You should also be wary about shaking hands with someone who has a cold. This is because some cold viruses can survive on hands for over an hour. This also means that if you have a cold yourself, then you should do everyone else a favour and sneeze into a tissue and not your hand!
Many different bacteria and viruses that can cause stomach problems, and the amount of time they can survive outside of the human body ranges from anywhere between one hour and several months. Salmonella and Campylobacter, for example, can only survive for 1 to 4 hours outside the body. C. difficile, on the other hand, can survive for up to five months on hard surfaces.
Stomach bugs are transmitted via small droplets that settle on surfaces. For this reason, it’s important to wash your hands every time you go to the toilet and to have your office cleaned regularly. Most stomach bugs can be removed with simple soap and water, so there’s really no excuse for spreading stomach illness to your colleagues.
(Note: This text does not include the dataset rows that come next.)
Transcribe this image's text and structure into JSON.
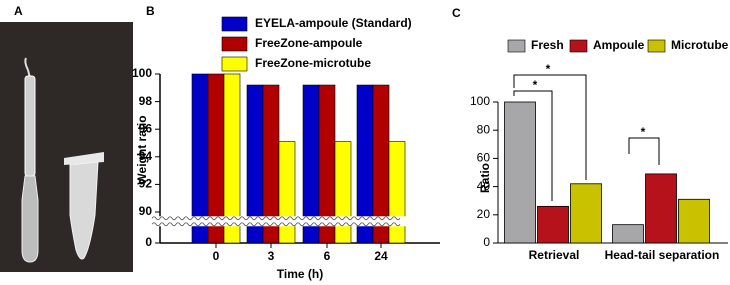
{
  "panels": [
    "A",
    "B",
    "C"
  ],
  "chart_data": [
    {
      "type": "bar",
      "x_label": "Time (h)",
      "y_label": "Weight ratio",
      "categories": [
        "0",
        "3",
        "6",
        "24"
      ],
      "series": [
        {
          "name": "EYELA-ampoule (Standard)",
          "color": "#0000c8",
          "values": [
            100,
            99.2,
            99.2,
            99.2
          ]
        },
        {
          "name": "FreeZone-ampoule",
          "color": "#b00000",
          "values": [
            100,
            99.2,
            99.2,
            99.2
          ]
        },
        {
          "name": "FreeZone-microtube",
          "color": "#ffff00",
          "values": [
            100,
            95.1,
            95.1,
            95.1
          ]
        }
      ],
      "ylim": [
        0,
        100
      ],
      "ybreak": [
        1,
        89.6
      ],
      "yticks": [
        0,
        90,
        92,
        94,
        96,
        98,
        100
      ]
    },
    {
      "type": "bar",
      "y_label": "Ratio",
      "categories": [
        "Retrieval",
        "Head-tail separation"
      ],
      "series": [
        {
          "name": "Fresh",
          "color": "#a7a7aa",
          "values": [
            100,
            13
          ]
        },
        {
          "name": "Ampoule",
          "color": "#b5121b",
          "values": [
            26,
            49
          ]
        },
        {
          "name": "Microtube",
          "color": "#c9c200",
          "values": [
            42,
            31
          ]
        }
      ],
      "ylim": [
        0,
        100
      ],
      "yticks": [
        0,
        20,
        40,
        60,
        80,
        100
      ],
      "annotations": [
        "*",
        "*",
        "*"
      ]
    }
  ]
}
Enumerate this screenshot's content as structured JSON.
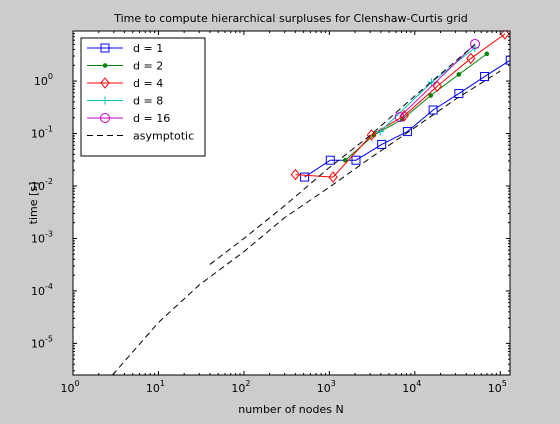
{
  "chart_data": {
    "type": "line",
    "title": "Time to compute hierarchical surpluses for Clenshaw-Curtis grid",
    "xlabel": "number of nodes N",
    "ylabel": "time [s]",
    "xscale": "log",
    "yscale": "log",
    "xlim": [
      1,
      130000
    ],
    "ylim": [
      2.5e-06,
      9
    ],
    "grid": false,
    "legend_position": "top-left",
    "x_ticks": [
      {
        "value": 1,
        "base": "10",
        "exp": "0"
      },
      {
        "value": 10,
        "base": "10",
        "exp": "1"
      },
      {
        "value": 100,
        "base": "10",
        "exp": "2"
      },
      {
        "value": 1000,
        "base": "10",
        "exp": "3"
      },
      {
        "value": 10000,
        "base": "10",
        "exp": "4"
      },
      {
        "value": 100000,
        "base": "10",
        "exp": "5"
      }
    ],
    "y_ticks": [
      {
        "value": 1e-05,
        "base": "10",
        "exp": "-5"
      },
      {
        "value": 0.0001,
        "base": "10",
        "exp": "-4"
      },
      {
        "value": 0.001,
        "base": "10",
        "exp": "-3"
      },
      {
        "value": 0.01,
        "base": "10",
        "exp": "-2"
      },
      {
        "value": 0.1,
        "base": "10",
        "exp": "-1"
      },
      {
        "value": 1,
        "base": "10",
        "exp": "0"
      }
    ],
    "series": [
      {
        "name": "d = 1",
        "color": "#0000ff",
        "marker": "square",
        "x": [
          513,
          1025,
          2049,
          4097,
          8193,
          16385,
          32769,
          65537,
          131073
        ],
        "y": [
          0.0148,
          0.031,
          0.031,
          0.062,
          0.109,
          0.281,
          0.578,
          1.22,
          2.5
        ]
      },
      {
        "name": "d = 2",
        "color": "#008000",
        "marker": "dot",
        "x": [
          1537,
          3329,
          7169,
          15361,
          32769,
          69633
        ],
        "y": [
          0.031,
          0.094,
          0.187,
          0.531,
          1.34,
          3.3
        ]
      },
      {
        "name": "d = 4",
        "color": "#ff0000",
        "marker": "diamond",
        "x": [
          401,
          1105,
          3105,
          7537,
          18321,
          45201,
          113569
        ],
        "y": [
          0.0165,
          0.0148,
          0.094,
          0.219,
          0.797,
          2.7,
          7.9
        ]
      },
      {
        "name": "d = 8",
        "color": "#00bfbf",
        "marker": "plus",
        "x": [
          3937,
          15713,
          50369
        ],
        "y": [
          0.109,
          0.95,
          4.3
        ]
      },
      {
        "name": "d = 16",
        "color": "#bf00bf",
        "marker": "circle",
        "x": [
          6657,
          50689
        ],
        "y": [
          0.206,
          5.1
        ]
      },
      {
        "name": "asymptotic",
        "color": "#000000",
        "marker": "none",
        "dash": true,
        "x": [
          2.9,
          10,
          30,
          100,
          300,
          1000,
          3000,
          10000,
          30000,
          100000
        ],
        "y": [
          2.5e-06,
          2.5e-05,
          0.00013,
          0.00056,
          0.0025,
          0.0095,
          0.034,
          0.13,
          0.45,
          1.55
        ]
      },
      {
        "name": "asymptotic",
        "color": "#000000",
        "marker": "none",
        "dash": true,
        "in_legend": false,
        "x": [
          40,
          100,
          300,
          1000,
          3000,
          10000,
          30000,
          50000
        ],
        "y": [
          0.00032,
          0.001,
          0.0042,
          0.0225,
          0.092,
          0.52,
          2.4,
          4.9
        ]
      }
    ]
  }
}
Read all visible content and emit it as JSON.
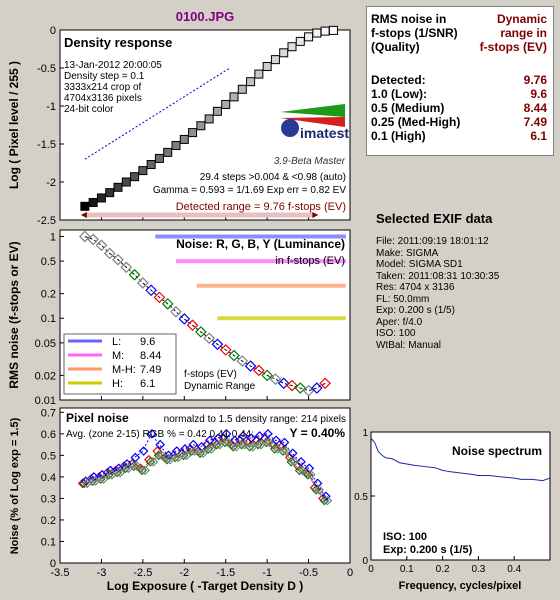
{
  "title": "0100.JPG",
  "rms_box": {
    "header_left": [
      "RMS noise in",
      "f-stops (1/SNR)",
      "(Quality)"
    ],
    "header_right": [
      "Dynamic",
      "range in",
      "f-stops (EV)"
    ],
    "rows": [
      {
        "label": "Detected:",
        "value": "9.76"
      },
      {
        "label": "1.0  (Low):",
        "value": "9.6"
      },
      {
        "label": "0.5  (Medium)",
        "value": "8.44"
      },
      {
        "label": "0.25 (Med-High)",
        "value": "7.49"
      },
      {
        "label": "0.1  (High)",
        "value": "6.1"
      }
    ]
  },
  "exif": {
    "title": "Selected EXIF data",
    "lines": [
      "File:  2011:09:19 18:01:12",
      "Make:  SIGMA",
      "Model: SIGMA SD1",
      "Taken:  2011:08:31 10:30:35",
      "Res:   4704 x 3136",
      "FL:   50.0mm",
      "Exp:   0.200 s  (1/5)",
      "Aper:  f/4.0",
      "ISO:   100",
      "WtBal: Manual"
    ]
  },
  "logo": {
    "name": "imatest",
    "version": "3.9-Beta  Master"
  },
  "colors": {
    "L": "#6666ff",
    "M": "#ff66ff",
    "MH": "#ff9966",
    "H": "#cccc00",
    "detected": "#800000",
    "dr_bar": "#e8c0c0"
  },
  "chart_data": [
    {
      "id": "density",
      "type": "line",
      "title": "Density response",
      "info": [
        "13-Jan-2012 20:00:05",
        "Density step = 0.1",
        "3333x214 crop of",
        "4704x3136 pixels",
        "24-bit color"
      ],
      "stats": [
        "29.4 steps >0.004 & <0.98 (auto)",
        "Gamma = 0.593 = 1/1.69  Exp err = 0.82 EV"
      ],
      "detected_range": "Detected range = 9.76 f-stops (EV)",
      "ylabel": "Log ( Pixel level / 255 )",
      "xlim": [
        -3.5,
        0
      ],
      "ylim": [
        -2.5,
        0
      ],
      "yticks": [
        "-2.5",
        "-2",
        "-1.5",
        "-1",
        "-0.5",
        "0"
      ],
      "dr_bar": [
        -3.2,
        -0.43
      ],
      "x": [
        -3.2,
        -3.1,
        -3.0,
        -2.9,
        -2.8,
        -2.7,
        -2.6,
        -2.5,
        -2.4,
        -2.3,
        -2.2,
        -2.1,
        -2.0,
        -1.9,
        -1.8,
        -1.7,
        -1.6,
        -1.5,
        -1.4,
        -1.3,
        -1.2,
        -1.1,
        -1.0,
        -0.9,
        -0.8,
        -0.7,
        -0.6,
        -0.5,
        -0.4,
        -0.3,
        -0.2
      ],
      "y": [
        -2.32,
        -2.27,
        -2.21,
        -2.14,
        -2.07,
        -2.0,
        -1.93,
        -1.85,
        -1.77,
        -1.69,
        -1.61,
        -1.52,
        -1.44,
        -1.35,
        -1.26,
        -1.17,
        -1.07,
        -0.98,
        -0.88,
        -0.78,
        -0.68,
        -0.58,
        -0.48,
        -0.39,
        -0.3,
        -0.22,
        -0.15,
        -0.09,
        -0.04,
        -0.015,
        -0.005
      ],
      "fit_x": [
        -3.2,
        -1.45
      ],
      "fit_y": [
        -1.7,
        -0.5
      ]
    },
    {
      "id": "noise",
      "type": "line",
      "title": "Noise: R, G, B, Y (Luminance)",
      "subtitle": "in f-stops (EV)",
      "ylabel": "RMS noise (f-stops or EV)",
      "xlim": [
        -3.5,
        0
      ],
      "ylog": true,
      "ylim": [
        0.01,
        1.2
      ],
      "yticks": [
        "0.01",
        "0.02",
        "0.05",
        "0.1",
        "0.2",
        "0.5",
        "1"
      ],
      "bars": [
        {
          "key": "L",
          "y": 1.0,
          "x": [
            -2.35,
            -0.05
          ]
        },
        {
          "key": "M",
          "y": 0.5,
          "x": [
            -2.1,
            -0.05
          ]
        },
        {
          "key": "MH",
          "y": 0.25,
          "x": [
            -1.85,
            -0.05
          ]
        },
        {
          "key": "H",
          "y": 0.1,
          "x": [
            -1.6,
            -0.05
          ]
        }
      ],
      "legend": [
        {
          "key": "L",
          "label": "L:",
          "value": "9.6"
        },
        {
          "key": "M",
          "label": "M:",
          "value": "8.44"
        },
        {
          "key": "MH",
          "label": "M-H:",
          "value": "7.49"
        },
        {
          "key": "H",
          "label": "H:",
          "value": "6.1"
        }
      ],
      "legend_note": [
        "f-stops (EV)",
        "Dynamic Range"
      ],
      "x": [
        -3.2,
        -3.1,
        -3.0,
        -2.9,
        -2.8,
        -2.7,
        -2.6,
        -2.5,
        -2.4,
        -2.3,
        -2.2,
        -2.1,
        -2.0,
        -1.9,
        -1.8,
        -1.7,
        -1.6,
        -1.5,
        -1.4,
        -1.3,
        -1.2,
        -1.1,
        -1.0,
        -0.9,
        -0.8,
        -0.7,
        -0.6,
        -0.5,
        -0.4,
        -0.3
      ],
      "y": [
        1.0,
        0.92,
        0.78,
        0.62,
        0.52,
        0.42,
        0.34,
        0.27,
        0.22,
        0.18,
        0.15,
        0.12,
        0.098,
        0.082,
        0.068,
        0.057,
        0.048,
        0.041,
        0.035,
        0.03,
        0.026,
        0.023,
        0.02,
        0.018,
        0.016,
        0.015,
        0.014,
        0.013,
        0.014,
        0.016
      ]
    },
    {
      "id": "pixel_noise",
      "type": "line",
      "title": "Pixel noise",
      "subtitle": "normalzd to 1.5 density range: 214 pixels",
      "avg_text": "Avg. (zone 2-15) RGB % = 0.42  0.41  0.44;",
      "y_text": "Y = 0.40%",
      "ylabel": "Noise (% of Log exp = 1.5)",
      "xlabel": "Log Exposure ( -Target Density D )",
      "xlim": [
        -3.5,
        0
      ],
      "ylim": [
        0,
        0.72
      ],
      "xticks": [
        "-3.5",
        "-3",
        "-2.5",
        "-2",
        "-1.5",
        "-1",
        "-0.5",
        "0"
      ],
      "yticks": [
        "0",
        "0.1",
        "0.2",
        "0.3",
        "0.4",
        "0.5",
        "0.6",
        "0.7"
      ],
      "x": [
        -3.2,
        -3.1,
        -3.0,
        -2.9,
        -2.8,
        -2.7,
        -2.6,
        -2.5,
        -2.4,
        -2.3,
        -2.2,
        -2.1,
        -2.0,
        -1.9,
        -1.8,
        -1.7,
        -1.6,
        -1.5,
        -1.4,
        -1.3,
        -1.2,
        -1.1,
        -1.0,
        -0.9,
        -0.8,
        -0.7,
        -0.6,
        -0.5,
        -0.4,
        -0.3
      ],
      "series": [
        {
          "name": "R",
          "color": "#ff0000",
          "values": [
            0.37,
            0.39,
            0.4,
            0.42,
            0.43,
            0.45,
            0.46,
            0.44,
            0.48,
            0.52,
            0.49,
            0.5,
            0.51,
            0.53,
            0.52,
            0.55,
            0.56,
            0.58,
            0.55,
            0.57,
            0.56,
            0.57,
            0.58,
            0.55,
            0.54,
            0.49,
            0.45,
            0.42,
            0.35,
            0.3
          ]
        },
        {
          "name": "G",
          "color": "#008000",
          "values": [
            0.37,
            0.38,
            0.39,
            0.41,
            0.42,
            0.44,
            0.45,
            0.43,
            0.47,
            0.5,
            0.48,
            0.49,
            0.5,
            0.52,
            0.51,
            0.53,
            0.55,
            0.56,
            0.54,
            0.55,
            0.54,
            0.55,
            0.56,
            0.53,
            0.52,
            0.47,
            0.43,
            0.41,
            0.34,
            0.29
          ]
        },
        {
          "name": "B",
          "color": "#0000ff",
          "values": [
            0.38,
            0.4,
            0.41,
            0.43,
            0.44,
            0.46,
            0.49,
            0.52,
            0.6,
            0.55,
            0.5,
            0.52,
            0.53,
            0.55,
            0.54,
            0.57,
            0.58,
            0.6,
            0.57,
            0.59,
            0.58,
            0.59,
            0.6,
            0.57,
            0.56,
            0.51,
            0.47,
            0.44,
            0.37,
            0.31
          ]
        },
        {
          "name": "Y",
          "color": "#808080",
          "values": [
            0.37,
            0.38,
            0.39,
            0.41,
            0.42,
            0.44,
            0.45,
            0.43,
            0.47,
            0.5,
            0.48,
            0.49,
            0.5,
            0.52,
            0.51,
            0.53,
            0.55,
            0.56,
            0.54,
            0.55,
            0.54,
            0.55,
            0.56,
            0.53,
            0.52,
            0.47,
            0.43,
            0.41,
            0.34,
            0.29
          ]
        }
      ]
    },
    {
      "id": "spectrum",
      "type": "line",
      "title": "Noise spectrum",
      "xlabel": "Frequency, cycles/pixel",
      "xlim": [
        0,
        0.5
      ],
      "ylim": [
        0,
        1
      ],
      "xticks": [
        "0",
        "0.1",
        "0.2",
        "0.3",
        "0.4"
      ],
      "yticks": [
        "0",
        "0.5",
        "1"
      ],
      "iso": "ISO:   100",
      "exp": "Exp:   0.200 s   (1/5)",
      "x": [
        0,
        0.01,
        0.02,
        0.03,
        0.04,
        0.06,
        0.08,
        0.1,
        0.12,
        0.15,
        0.18,
        0.2,
        0.22,
        0.25,
        0.28,
        0.3,
        0.33,
        0.36,
        0.4,
        0.42,
        0.45,
        0.48,
        0.5
      ],
      "y": [
        0.95,
        0.92,
        0.85,
        0.82,
        0.8,
        0.79,
        0.76,
        0.75,
        0.74,
        0.73,
        0.72,
        0.7,
        0.69,
        0.68,
        0.67,
        0.66,
        0.66,
        0.65,
        0.64,
        0.63,
        0.63,
        0.62,
        0.64
      ]
    }
  ]
}
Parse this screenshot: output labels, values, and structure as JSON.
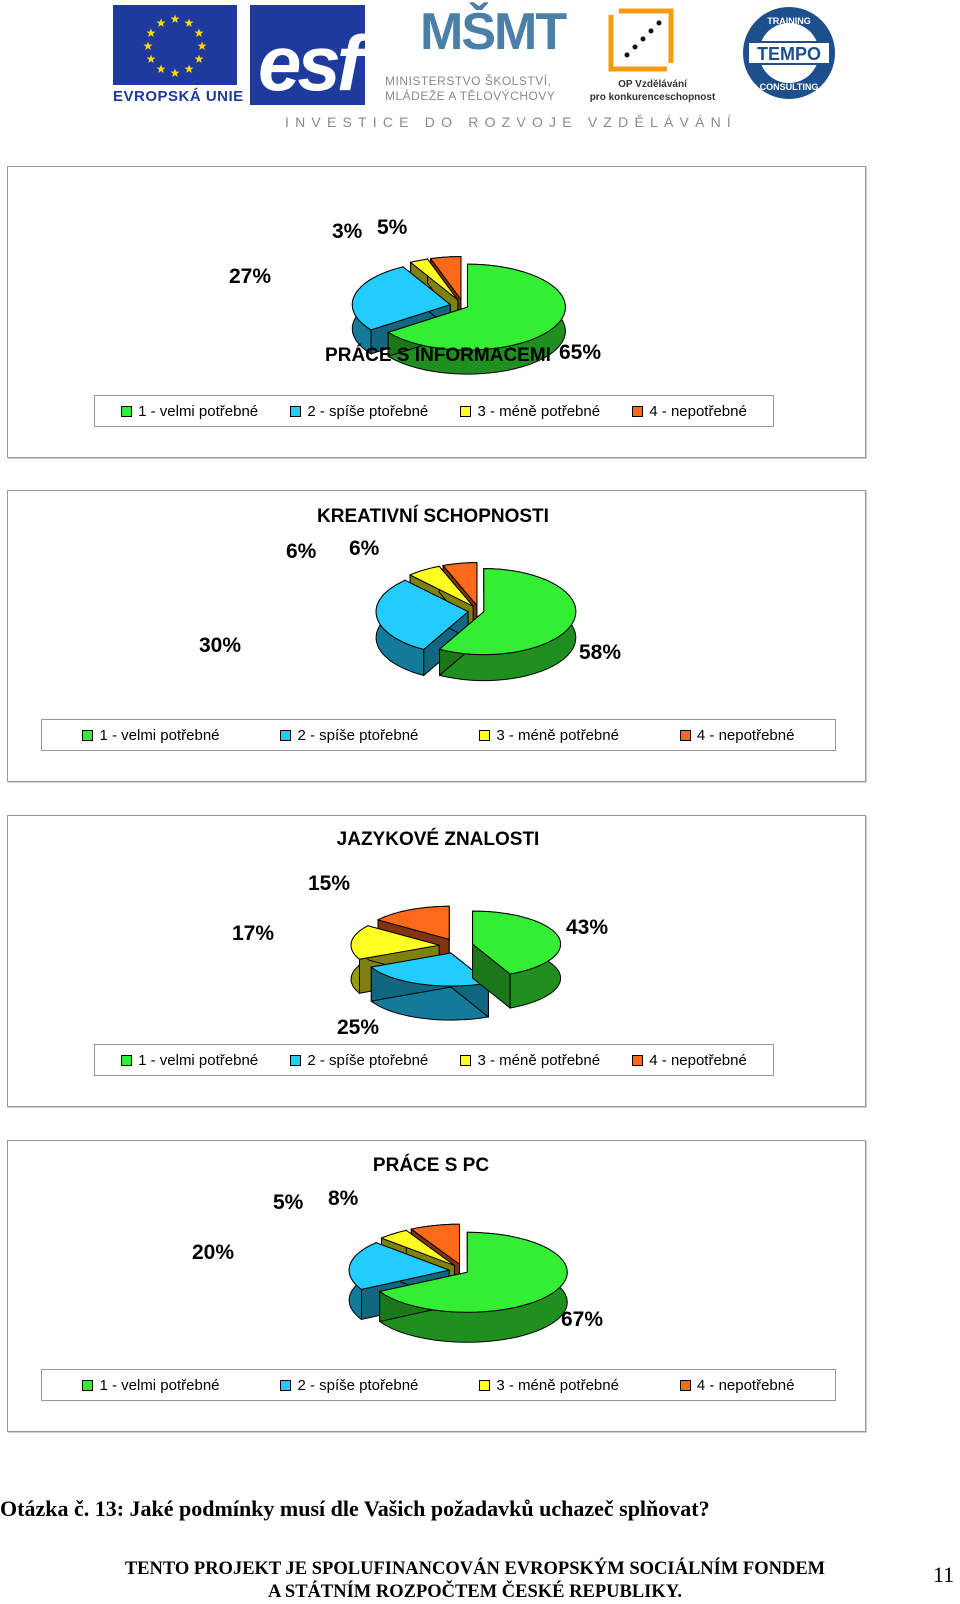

The herpes virus causes cold sores (which are small fluid-filled blisters that form around the mouth). If you have a cold sore, then try not to touch it because the virus can last for up to 2 hours on your hands. Most pharmacists sell special cream for cold sores that can help to kill the virus.
It’s not always possible to prevent infection but there are always measures you can take to reduce the risk. These measures include washing your hands after using the toilet, sneezing into a tissue and keeping your office and home clean.